Pronto estuvieron todos sentados juntos. El objetivo era hablar sobre lo que deberían hacer a continuación, pero la realidad era que no tenían nada que decir. Los cuatro se quedaron con la vista clavada en el suelo sin pronunciar palabra. Por alguna razón, Thomas no podía quitarse a Janson de la cabeza. ¿Volver con ellos de verdad podía ser un modo de salvar a Newt? Todas las partes de su cuerpo se rebelaban contra la idea de regresar a CRUEL, pero si volvían atrás y era capaz de completar la prueba…
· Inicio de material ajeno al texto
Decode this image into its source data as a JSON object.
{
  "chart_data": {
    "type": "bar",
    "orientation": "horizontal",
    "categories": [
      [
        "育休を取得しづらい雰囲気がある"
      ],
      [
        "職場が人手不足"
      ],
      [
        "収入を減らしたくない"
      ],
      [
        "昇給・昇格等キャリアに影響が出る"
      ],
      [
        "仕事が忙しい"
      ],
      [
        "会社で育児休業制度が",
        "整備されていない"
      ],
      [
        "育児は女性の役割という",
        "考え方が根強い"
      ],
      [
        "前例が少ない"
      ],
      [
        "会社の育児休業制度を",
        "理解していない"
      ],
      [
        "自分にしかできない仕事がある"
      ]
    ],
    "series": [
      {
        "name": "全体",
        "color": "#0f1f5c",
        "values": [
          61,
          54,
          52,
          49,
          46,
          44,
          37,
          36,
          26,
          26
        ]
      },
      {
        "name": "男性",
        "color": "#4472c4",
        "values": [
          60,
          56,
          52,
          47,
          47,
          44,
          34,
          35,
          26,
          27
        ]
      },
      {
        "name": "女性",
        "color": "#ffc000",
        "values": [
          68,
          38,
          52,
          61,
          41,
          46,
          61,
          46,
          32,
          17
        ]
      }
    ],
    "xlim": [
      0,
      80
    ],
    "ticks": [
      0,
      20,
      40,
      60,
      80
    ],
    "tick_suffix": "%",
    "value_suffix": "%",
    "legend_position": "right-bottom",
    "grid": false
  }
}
Minho rompió el sombrío silencio:

—Quiero que me escuchéis los tres —se tomó un momento para mirar a cada uno de ellos y luego continuó—: Desde que nos escapamos de CRUEL, he aceptado cualquier cosa que hayáis dicho de hacer, gilipullos. Y no me he quejado. Mucho —le dedicó a Thomas una sonrisa irónica—. Pero ahora mismo voy a ser yo el que tome la decisión y vosotros los que hagáis lo que yo diga. Y si alguien se niega, que os den.

Thomas sabía lo que quería su amigo y se alegraba.

—Sé que tenemos en mente metas más importantes —continuó Minho—. Tenemos que ponernos en contacto con el Brazo Derecho, saber qué vamos a hacer respecto a CRUEL y toda esa clonc de salvar el mundo. Pero antes vamos a ir a buscar a Newt. Aquí no hay discusión posible. Los cuatro, todos nosotros, volaremos a donde haga falta para sacar a Newt de allí.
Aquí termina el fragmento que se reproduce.